Customers and staff are now as warm as toast at the busy Jewson Llangefni branch following the installation of a mighty double biomass boiler system.

The Anglesey builders’ merchant branch on the town’s industrial estate was, until recently, heated with oil boilers but to improve its energy performance Jewson has switched to a biomass system installed by Denbigh-based ‘green’ energy firm, Hafod Renewables.

It means the 100,000 square foot building is now meeting the company’s sustainability goals and Jewson Area Director, Louise Riley said: “Sustainability is important to us as a business, so when the oiled boiler system needed replacing at the Llangefni branch it presented us with a real challenge.

“This new renewable system means that the branch is effectively off-grid.”

Now the branch of the historic builder’s merchant – Jewson was founded in 1836 and has over 600 outlets nationwide – is also comfortably warm thanks to the twin 60 kilowatt biomass boiler system installed by Hafod Renewables

Richard Jones, Operations Director of Hafod Renewables, added: “We have been working with Jewson for several years on training for their staff on renewable systems.

“When they contacted us they recommended biomass which uses wood pellets from sustainable forests in Wales and is a by-product of waste wood from the timber industry.
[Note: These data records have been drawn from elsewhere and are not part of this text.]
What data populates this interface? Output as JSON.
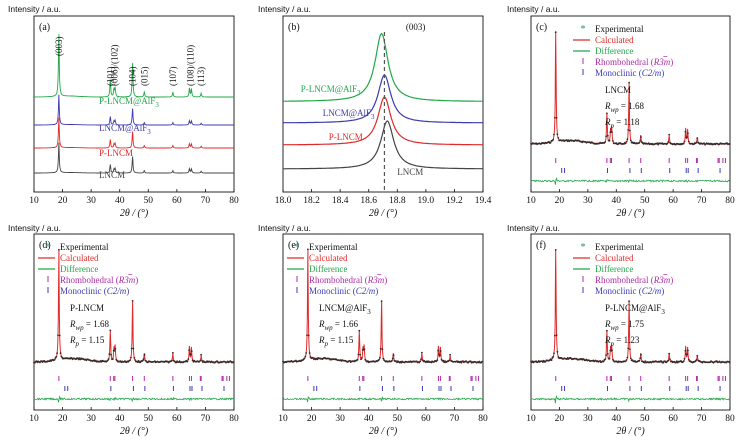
{
  "figure": {
    "ylabel_text": "Intensity / a.u.",
    "xlabel_text": "2θ / (°)"
  },
  "chart_data": [
    {
      "id": "a",
      "type": "line",
      "panel_label": "(a)",
      "xlabel": "2θ / (°)",
      "ylabel": "Intensity / a.u.",
      "xlim": [
        10,
        80
      ],
      "xticks": [
        10,
        20,
        30,
        40,
        50,
        60,
        70,
        80
      ],
      "peaks": [
        18.7,
        36.7,
        38.0,
        38.4,
        44.5,
        48.6,
        58.6,
        64.4,
        65.1,
        68.5
      ],
      "peak_heights": [
        1.0,
        0.28,
        0.12,
        0.14,
        0.55,
        0.08,
        0.08,
        0.14,
        0.13,
        0.06
      ],
      "peak_labels": [
        "(003)",
        "(101)",
        "(006)/(102)",
        "(104)",
        "(015)",
        "(107)",
        "(108)/(110)",
        "(113)"
      ],
      "peak_label_x": [
        18.7,
        36.7,
        38.2,
        44.5,
        48.6,
        58.6,
        64.8,
        68.5
      ],
      "series": [
        {
          "name": "P-LNCM@AlF3",
          "label_text": "P-LNCM@AlF",
          "label_sub": "3",
          "color": "#22a84a"
        },
        {
          "name": "LNCM@AlF3",
          "label_text": "LNCM@AlF",
          "label_sub": "3",
          "color": "#3d3bb0"
        },
        {
          "name": "P-LNCM",
          "label_text": "P-LNCM",
          "label_sub": "",
          "color": "#e02a2a"
        },
        {
          "name": "LNCM",
          "label_text": "LNCM",
          "label_sub": "",
          "color": "#444444"
        }
      ]
    },
    {
      "id": "b",
      "type": "line",
      "panel_label": "(b)",
      "annotation": "(003)",
      "xlabel": "2θ / (°)",
      "ylabel": "Intensity / a.u.",
      "xlim": [
        18.0,
        19.4
      ],
      "xticks": [
        18.0,
        18.2,
        18.4,
        18.6,
        18.8,
        19.0,
        19.2,
        19.4
      ],
      "series": [
        {
          "name": "P-LNCM@AlF3",
          "label_text": "P-LNCM@AlF",
          "label_sub": "3",
          "color": "#22a84a",
          "peak_center": 18.69
        },
        {
          "name": "LNCM@AlF3",
          "label_text": "LNCM@AlF",
          "label_sub": "3",
          "color": "#3d3bb0",
          "peak_center": 18.71
        },
        {
          "name": "P-LNCM",
          "label_text": "P-LNCM",
          "label_sub": "",
          "color": "#e02a2a",
          "peak_center": 18.71
        },
        {
          "name": "LNCM",
          "label_text": "LNCM",
          "label_sub": "",
          "color": "#444444",
          "peak_center": 18.73
        }
      ],
      "reference_line_x": 18.71
    },
    {
      "id": "c",
      "type": "scatter",
      "panel_label": "(c)",
      "sample": "LNCM",
      "rwp_label": "R",
      "rwp_sub": "wp",
      "rwp_value": "= 1.68",
      "rp_label": "R",
      "rp_sub": "p",
      "rp_value": "= 1.18",
      "xlim": [
        10,
        80
      ],
      "xticks": [
        10,
        20,
        30,
        40,
        50,
        60,
        70,
        80
      ]
    },
    {
      "id": "d",
      "type": "scatter",
      "panel_label": "(d)",
      "sample": "P-LNCM",
      "rwp_label": "R",
      "rwp_sub": "wp",
      "rwp_value": "= 1.68",
      "rp_label": "R",
      "rp_sub": "p",
      "rp_value": "= 1.15",
      "xlim": [
        10,
        80
      ],
      "xticks": [
        10,
        20,
        30,
        40,
        50,
        60,
        70,
        80
      ]
    },
    {
      "id": "e",
      "type": "scatter",
      "panel_label": "(e)",
      "sample": "LNCM@AlF",
      "sample_sub": "3",
      "rwp_label": "R",
      "rwp_sub": "wp",
      "rwp_value": "= 1.66",
      "rp_label": "R",
      "rp_sub": "p",
      "rp_value": "= 1.15",
      "xlim": [
        10,
        80
      ],
      "xticks": [
        10,
        20,
        30,
        40,
        50,
        60,
        70,
        80
      ]
    },
    {
      "id": "f",
      "type": "scatter",
      "panel_label": "(f)",
      "sample": "P-LNCM@AlF",
      "sample_sub": "3",
      "rwp_label": "R",
      "rwp_sub": "wp",
      "rwp_value": "= 1.75",
      "rp_label": "R",
      "rp_sub": "p",
      "rp_value": "= 1.23",
      "xlim": [
        10,
        80
      ],
      "xticks": [
        10,
        20,
        30,
        40,
        50,
        60,
        70,
        80
      ]
    }
  ],
  "refinement_legend": [
    {
      "name": "Experimental",
      "color": "#2a8f86",
      "symbol": "star"
    },
    {
      "name": "Calculated",
      "color": "#e02a2a",
      "symbol": "line"
    },
    {
      "name": "Difference",
      "color": "#22a84a",
      "symbol": "line"
    },
    {
      "name": "Rhombohedral (R3m)",
      "label_text": "Rhombohedral (",
      "label_italic": "R3m",
      "label_bar": "3",
      "label_close": ")",
      "color": "#b02aa8",
      "symbol": "tick"
    },
    {
      "name": "Monoclinic (C2/m)",
      "label_text": "Monoclinic (",
      "label_italic": "C2/m",
      "label_close": ")",
      "color": "#3d3bb0",
      "symbol": "tick"
    }
  ],
  "rhombohedral_positions": [
    18.7,
    36.7,
    37.9,
    38.3,
    44.5,
    48.6,
    58.6,
    64.4,
    65.1,
    68.2,
    68.5,
    75.8,
    76.2,
    77.5,
    78.4
  ],
  "monoclinic_positions": [
    20.8,
    21.8,
    36.9,
    44.8,
    48.8,
    58.8,
    64.6,
    65.3,
    68.8,
    76.5
  ]
}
So far, it is working well for them.

“They haven’t got mains gas available here so we came up with this system which is saving almost £5,000 a year and ties in with their sustainable agenda as they’re helping save the planet as well.”
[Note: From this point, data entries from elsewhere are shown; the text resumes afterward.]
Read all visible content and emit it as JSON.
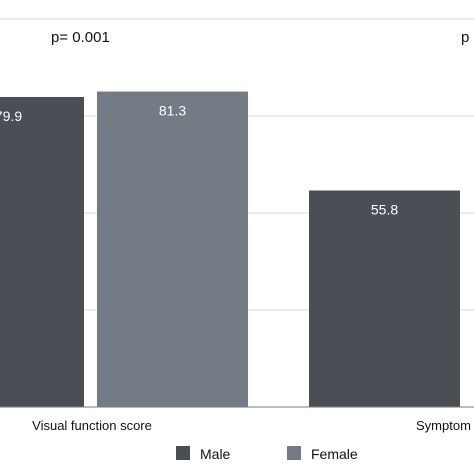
{
  "chart_data": {
    "type": "bar",
    "categories": [
      "Visual function score",
      "Symptom"
    ],
    "series": [
      {
        "name": "Male",
        "color": "#4a4f56",
        "values": [
          79.9,
          55.8
        ]
      },
      {
        "name": "Female",
        "color": "#737b84",
        "values": [
          81.3,
          null
        ]
      }
    ],
    "data_labels": [
      [
        "79.9",
        "55.8"
      ],
      [
        "81.3",
        ""
      ]
    ],
    "p_values": [
      "p= 0.001",
      "p"
    ],
    "ylim": [
      0,
      100
    ],
    "grid": true,
    "legend": "bottom"
  }
}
Richard’s son, David, Managing Director of Hafod Renewables, said: “It’s a two-way relationship with Jewsons because we are a good customer of theirs and spend about £30,000 a month with them in Denbigh and we have been working with them on training for staff on the renewable energy systems they sell.

“We’re very pleased to be in partnership with one of the giants of the UK construction industry and we’re very pleased with how the system is working at Llangefni where they also benefit from the Renewable Heating Initiative’s feed-in tariff which pays them 3p per kilowatt hour of power generated.
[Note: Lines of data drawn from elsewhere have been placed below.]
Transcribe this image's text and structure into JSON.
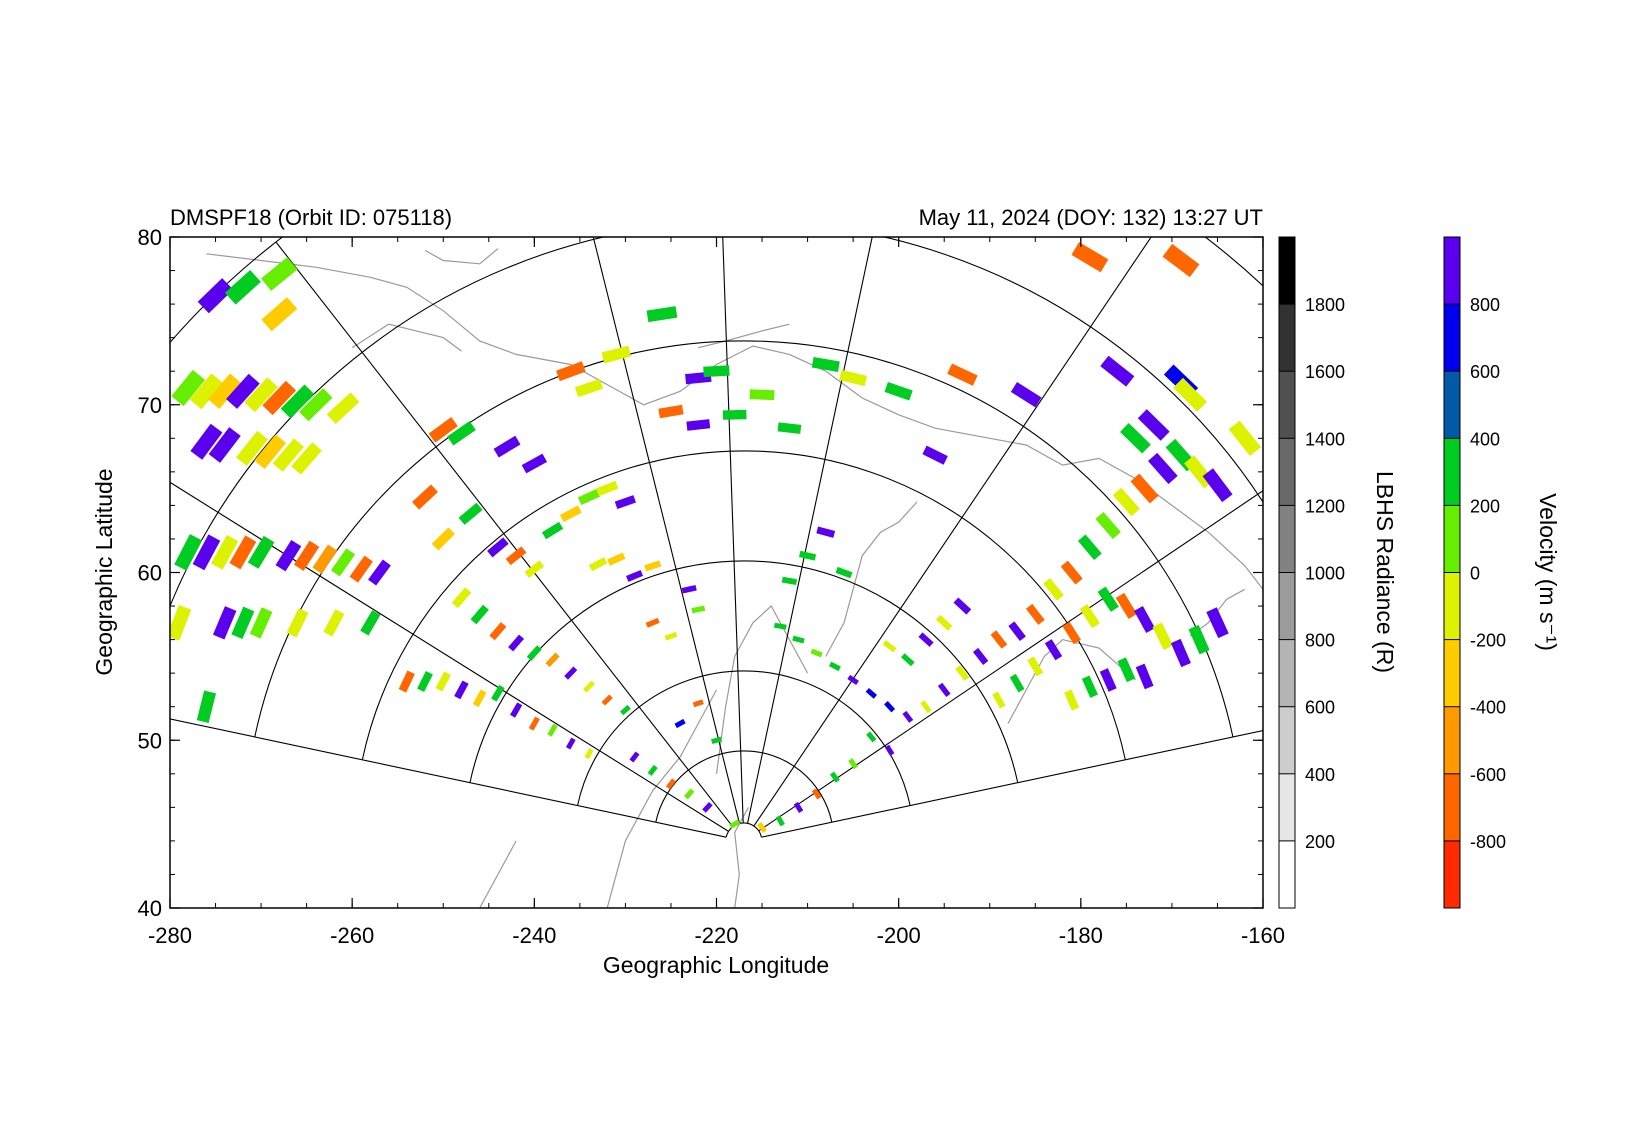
{
  "header": {
    "title_left": "DMSPF18 (Orbit ID: 075118)",
    "title_right": "May 11, 2024 (DOY: 132) 13:27 UT"
  },
  "chart_data": {
    "type": "scatter",
    "subtype": "radar velocity fan plot over radiance map",
    "xlabel": "Geographic Longitude",
    "ylabel": "Geographic Latitude",
    "xlim": [
      -280,
      -160
    ],
    "ylim": [
      40,
      80
    ],
    "xticks": [
      -280,
      -260,
      -240,
      -220,
      -200,
      -180,
      -160
    ],
    "yticks": [
      40,
      50,
      60,
      70,
      80
    ],
    "grid": "radar range/beam fan outlines",
    "background_map": "coastlines (grey)",
    "fan_origin": {
      "lon": -217,
      "lat": 44
    },
    "colorbars": [
      {
        "title": "LBHS Radiance (R)",
        "position": "right",
        "tick_labels": [
          "200",
          "400",
          "600",
          "800",
          "1000",
          "1200",
          "1400",
          "1600",
          "1800"
        ],
        "colors": [
          "#ffffff",
          "#e6e6e6",
          "#cdcdcd",
          "#b4b4b4",
          "#9b9b9b",
          "#828282",
          "#696969",
          "#505050",
          "#323232",
          "#000000"
        ]
      },
      {
        "title": "Velocity (m s⁻¹)",
        "position": "far-right",
        "tick_labels": [
          "-800",
          "-600",
          "-400",
          "-200",
          "0",
          "200",
          "400",
          "600",
          "800"
        ],
        "colors": [
          "#ff2a00",
          "#ff6600",
          "#ff9900",
          "#ffcc00",
          "#ddf200",
          "#66ee00",
          "#00cc22",
          "#005aa8",
          "#0000ee",
          "#5a00ee"
        ]
      }
    ],
    "velocity_cells": [
      {
        "lon": -275,
        "lat": 76.5,
        "v": 950
      },
      {
        "lon": -272,
        "lat": 77.0,
        "v": 350
      },
      {
        "lon": -268,
        "lat": 77.8,
        "v": 150
      },
      {
        "lon": -268,
        "lat": 75.4,
        "v": -300
      },
      {
        "lon": -278,
        "lat": 71.0,
        "v": 100
      },
      {
        "lon": -276,
        "lat": 70.8,
        "v": -100
      },
      {
        "lon": -274,
        "lat": 70.8,
        "v": -350
      },
      {
        "lon": -272,
        "lat": 70.8,
        "v": 900
      },
      {
        "lon": -270,
        "lat": 70.6,
        "v": -150
      },
      {
        "lon": -268,
        "lat": 70.4,
        "v": -800
      },
      {
        "lon": -266,
        "lat": 70.2,
        "v": 300
      },
      {
        "lon": -264,
        "lat": 70.0,
        "v": 100
      },
      {
        "lon": -261,
        "lat": 69.8,
        "v": -50
      },
      {
        "lon": -250,
        "lat": 68.5,
        "v": -800
      },
      {
        "lon": -248,
        "lat": 68.3,
        "v": 300
      },
      {
        "lon": -243,
        "lat": 67.5,
        "v": 900
      },
      {
        "lon": -240,
        "lat": 66.5,
        "v": 950
      },
      {
        "lon": -236,
        "lat": 72.0,
        "v": -800
      },
      {
        "lon": -234,
        "lat": 71.0,
        "v": -200
      },
      {
        "lon": -231,
        "lat": 73.0,
        "v": -100
      },
      {
        "lon": -226,
        "lat": 75.4,
        "v": 300
      },
      {
        "lon": -222,
        "lat": 71.6,
        "v": 950
      },
      {
        "lon": -220,
        "lat": 72.0,
        "v": 200
      },
      {
        "lon": -225,
        "lat": 69.6,
        "v": -800
      },
      {
        "lon": -222,
        "lat": 68.8,
        "v": 900
      },
      {
        "lon": -218,
        "lat": 69.4,
        "v": 350
      },
      {
        "lon": -215,
        "lat": 70.6,
        "v": 150
      },
      {
        "lon": -212,
        "lat": 68.6,
        "v": 300
      },
      {
        "lon": -276,
        "lat": 67.8,
        "v": 850
      },
      {
        "lon": -274,
        "lat": 67.6,
        "v": 900
      },
      {
        "lon": -271,
        "lat": 67.4,
        "v": -100
      },
      {
        "lon": -269,
        "lat": 67.2,
        "v": -300
      },
      {
        "lon": -267,
        "lat": 67.0,
        "v": -200
      },
      {
        "lon": -265,
        "lat": 66.8,
        "v": -100
      },
      {
        "lon": -278,
        "lat": 61.2,
        "v": 300
      },
      {
        "lon": -276,
        "lat": 61.2,
        "v": 900
      },
      {
        "lon": -274,
        "lat": 61.2,
        "v": -200
      },
      {
        "lon": -272,
        "lat": 61.2,
        "v": -800
      },
      {
        "lon": -270,
        "lat": 61.2,
        "v": 300
      },
      {
        "lon": -267,
        "lat": 61.0,
        "v": 900
      },
      {
        "lon": -265,
        "lat": 61.0,
        "v": -800
      },
      {
        "lon": -263,
        "lat": 60.8,
        "v": -600
      },
      {
        "lon": -261,
        "lat": 60.6,
        "v": 100
      },
      {
        "lon": -259,
        "lat": 60.2,
        "v": -800
      },
      {
        "lon": -257,
        "lat": 60.0,
        "v": 900
      },
      {
        "lon": -279,
        "lat": 57.0,
        "v": -100
      },
      {
        "lon": -274,
        "lat": 57.0,
        "v": 900
      },
      {
        "lon": -272,
        "lat": 57.0,
        "v": 300
      },
      {
        "lon": -270,
        "lat": 57.0,
        "v": 100
      },
      {
        "lon": -266,
        "lat": 57.0,
        "v": -100
      },
      {
        "lon": -262,
        "lat": 57.0,
        "v": -100
      },
      {
        "lon": -258,
        "lat": 57.0,
        "v": 300
      },
      {
        "lon": -276,
        "lat": 52.0,
        "v": 200
      },
      {
        "lon": -252,
        "lat": 64.5,
        "v": -800
      },
      {
        "lon": -250,
        "lat": 62.0,
        "v": -300
      },
      {
        "lon": -247,
        "lat": 63.5,
        "v": 200
      },
      {
        "lon": -244,
        "lat": 61.5,
        "v": 900
      },
      {
        "lon": -242,
        "lat": 61.0,
        "v": -800
      },
      {
        "lon": -240,
        "lat": 60.2,
        "v": -100
      },
      {
        "lon": -238,
        "lat": 62.5,
        "v": 300
      },
      {
        "lon": -236,
        "lat": 63.5,
        "v": -400
      },
      {
        "lon": -234,
        "lat": 64.5,
        "v": 150
      },
      {
        "lon": -232,
        "lat": 65.0,
        "v": -100
      },
      {
        "lon": -230,
        "lat": 64.2,
        "v": 950
      },
      {
        "lon": -233,
        "lat": 60.5,
        "v": -50
      },
      {
        "lon": -231,
        "lat": 60.8,
        "v": -400
      },
      {
        "lon": -229,
        "lat": 59.8,
        "v": 900
      },
      {
        "lon": -227,
        "lat": 60.4,
        "v": -300
      },
      {
        "lon": -223,
        "lat": 59.0,
        "v": 950
      },
      {
        "lon": -222,
        "lat": 57.8,
        "v": 100
      },
      {
        "lon": -227,
        "lat": 57.0,
        "v": -800
      },
      {
        "lon": -225,
        "lat": 56.2,
        "v": -200
      },
      {
        "lon": -248,
        "lat": 58.5,
        "v": -100
      },
      {
        "lon": -246,
        "lat": 57.5,
        "v": 300
      },
      {
        "lon": -244,
        "lat": 56.5,
        "v": -800
      },
      {
        "lon": -242,
        "lat": 55.8,
        "v": 900
      },
      {
        "lon": -240,
        "lat": 55.2,
        "v": 200
      },
      {
        "lon": -238,
        "lat": 54.8,
        "v": -600
      },
      {
        "lon": -236,
        "lat": 54.0,
        "v": 950
      },
      {
        "lon": -234,
        "lat": 53.2,
        "v": -100
      },
      {
        "lon": -232,
        "lat": 52.4,
        "v": -800
      },
      {
        "lon": -230,
        "lat": 51.8,
        "v": 300
      },
      {
        "lon": -254,
        "lat": 53.5,
        "v": -800
      },
      {
        "lon": -252,
        "lat": 53.5,
        "v": 200
      },
      {
        "lon": -250,
        "lat": 53.5,
        "v": -100
      },
      {
        "lon": -248,
        "lat": 53.0,
        "v": 900
      },
      {
        "lon": -246,
        "lat": 52.5,
        "v": -300
      },
      {
        "lon": -244,
        "lat": 52.8,
        "v": 300
      },
      {
        "lon": -242,
        "lat": 51.8,
        "v": 950
      },
      {
        "lon": -240,
        "lat": 51.0,
        "v": -800
      },
      {
        "lon": -238,
        "lat": 50.6,
        "v": 100
      },
      {
        "lon": -236,
        "lat": 49.8,
        "v": 900
      },
      {
        "lon": -234,
        "lat": 49.2,
        "v": -200
      },
      {
        "lon": -229,
        "lat": 49.0,
        "v": 950
      },
      {
        "lon": -227,
        "lat": 48.2,
        "v": 300
      },
      {
        "lon": -225,
        "lat": 47.4,
        "v": -800
      },
      {
        "lon": -223,
        "lat": 46.8,
        "v": 150
      },
      {
        "lon": -221,
        "lat": 46.0,
        "v": 900
      },
      {
        "lon": -224,
        "lat": 51.0,
        "v": 600
      },
      {
        "lon": -222,
        "lat": 52.2,
        "v": -800
      },
      {
        "lon": -220,
        "lat": 50.0,
        "v": 300
      },
      {
        "lon": -212,
        "lat": 59.5,
        "v": 300
      },
      {
        "lon": -210,
        "lat": 61.0,
        "v": 200
      },
      {
        "lon": -208,
        "lat": 62.4,
        "v": 950
      },
      {
        "lon": -206,
        "lat": 60.0,
        "v": 300
      },
      {
        "lon": -213,
        "lat": 56.8,
        "v": 200
      },
      {
        "lon": -211,
        "lat": 56.0,
        "v": 300
      },
      {
        "lon": -209,
        "lat": 55.2,
        "v": 100
      },
      {
        "lon": -207,
        "lat": 54.4,
        "v": 350
      },
      {
        "lon": -205,
        "lat": 53.6,
        "v": 900
      },
      {
        "lon": -203,
        "lat": 52.8,
        "v": 650
      },
      {
        "lon": -201,
        "lat": 52.0,
        "v": 700
      },
      {
        "lon": -199,
        "lat": 51.4,
        "v": 950
      },
      {
        "lon": -197,
        "lat": 52.0,
        "v": -100
      },
      {
        "lon": -195,
        "lat": 53.0,
        "v": 900
      },
      {
        "lon": -193,
        "lat": 54.0,
        "v": -100
      },
      {
        "lon": -191,
        "lat": 55.0,
        "v": 950
      },
      {
        "lon": -189,
        "lat": 56.0,
        "v": -800
      },
      {
        "lon": -187,
        "lat": 56.5,
        "v": 900
      },
      {
        "lon": -185,
        "lat": 57.5,
        "v": -800
      },
      {
        "lon": -183,
        "lat": 59.0,
        "v": -100
      },
      {
        "lon": -181,
        "lat": 60.0,
        "v": -800
      },
      {
        "lon": -179,
        "lat": 61.5,
        "v": 300
      },
      {
        "lon": -177,
        "lat": 62.8,
        "v": 150
      },
      {
        "lon": -175,
        "lat": 64.2,
        "v": -200
      },
      {
        "lon": -173,
        "lat": 65.0,
        "v": -800
      },
      {
        "lon": -171,
        "lat": 66.2,
        "v": 950
      },
      {
        "lon": -169,
        "lat": 67.0,
        "v": 300
      },
      {
        "lon": -167,
        "lat": 66.0,
        "v": -200
      },
      {
        "lon": -165,
        "lat": 65.2,
        "v": 900
      },
      {
        "lon": -197,
        "lat": 56.0,
        "v": 900
      },
      {
        "lon": -195,
        "lat": 57.0,
        "v": -100
      },
      {
        "lon": -193,
        "lat": 58.0,
        "v": 950
      },
      {
        "lon": -199,
        "lat": 54.8,
        "v": 200
      },
      {
        "lon": -201,
        "lat": 55.6,
        "v": -150
      },
      {
        "lon": -189,
        "lat": 52.4,
        "v": -50
      },
      {
        "lon": -187,
        "lat": 53.4,
        "v": 300
      },
      {
        "lon": -185,
        "lat": 54.4,
        "v": -100
      },
      {
        "lon": -183,
        "lat": 55.4,
        "v": 900
      },
      {
        "lon": -181,
        "lat": 56.4,
        "v": -800
      },
      {
        "lon": -179,
        "lat": 57.4,
        "v": -100
      },
      {
        "lon": -177,
        "lat": 58.4,
        "v": 200
      },
      {
        "lon": -175,
        "lat": 58.0,
        "v": -800
      },
      {
        "lon": -173,
        "lat": 57.2,
        "v": 950
      },
      {
        "lon": -171,
        "lat": 56.2,
        "v": -100
      },
      {
        "lon": -169,
        "lat": 55.2,
        "v": 900
      },
      {
        "lon": -167,
        "lat": 56.0,
        "v": 300
      },
      {
        "lon": -165,
        "lat": 57.0,
        "v": 950
      },
      {
        "lon": -181,
        "lat": 52.4,
        "v": -100
      },
      {
        "lon": -179,
        "lat": 53.2,
        "v": 300
      },
      {
        "lon": -177,
        "lat": 53.6,
        "v": 900
      },
      {
        "lon": -175,
        "lat": 54.2,
        "v": 200
      },
      {
        "lon": -173,
        "lat": 53.8,
        "v": 950
      },
      {
        "lon": -203,
        "lat": 50.2,
        "v": 300
      },
      {
        "lon": -201,
        "lat": 49.4,
        "v": 900
      },
      {
        "lon": -205,
        "lat": 48.6,
        "v": 100
      },
      {
        "lon": -207,
        "lat": 47.8,
        "v": 200
      },
      {
        "lon": -209,
        "lat": 46.8,
        "v": -800
      },
      {
        "lon": -211,
        "lat": 46.0,
        "v": 900
      },
      {
        "lon": -213,
        "lat": 45.2,
        "v": 300
      },
      {
        "lon": -215,
        "lat": 44.8,
        "v": -300
      },
      {
        "lon": -218,
        "lat": 45.0,
        "v": 100
      },
      {
        "lon": -208,
        "lat": 72.4,
        "v": 250
      },
      {
        "lon": -205,
        "lat": 71.6,
        "v": -100
      },
      {
        "lon": -200,
        "lat": 70.8,
        "v": 200
      },
      {
        "lon": -193,
        "lat": 71.8,
        "v": -800
      },
      {
        "lon": -186,
        "lat": 70.6,
        "v": 900
      },
      {
        "lon": -176,
        "lat": 72.0,
        "v": 950
      },
      {
        "lon": -169,
        "lat": 71.4,
        "v": 600
      },
      {
        "lon": -168,
        "lat": 70.6,
        "v": -150
      },
      {
        "lon": -196,
        "lat": 67.0,
        "v": 900
      },
      {
        "lon": -179,
        "lat": 78.8,
        "v": -800
      },
      {
        "lon": -169,
        "lat": 78.6,
        "v": -800
      },
      {
        "lon": -174,
        "lat": 68.0,
        "v": 300
      },
      {
        "lon": -172,
        "lat": 68.8,
        "v": 950
      },
      {
        "lon": -162,
        "lat": 68.0,
        "v": -100
      }
    ]
  }
}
“With two 60 kilowatt boilers producing 80,000 KwH that adds up to £4,800 a year.”

Hafod Renewables, based on Denbigh’s Colomendy Industrial Estate, was founded in 2010 by former Holywell High School pupil David, an electrician and graduate in Renewable Energy, and Richard, a heating engineer, when the solar industry, fuelled by a generous feed-in tariff, was booming.

A Government cut to that tariff has driven many firms out of the business but Hafod, which employs six staff, has continued to grow as the company has expanded into other areas such as ground and air-source heat pumps, biomass and underfloor heating.

In those seven years they have fitted over 10,000 solar panels, stacked end on end they would tower over 29,028 foot Mount Everest.

Most of their clients have been domestic solar systems but as well as almost 100 farms, they have also installed solar power on the new Holywell ‘super’ school, businesses, including one of Wales’s biggest boatyards, and a rugby club as well as providing biomass boilers and air and ground-source heating systems.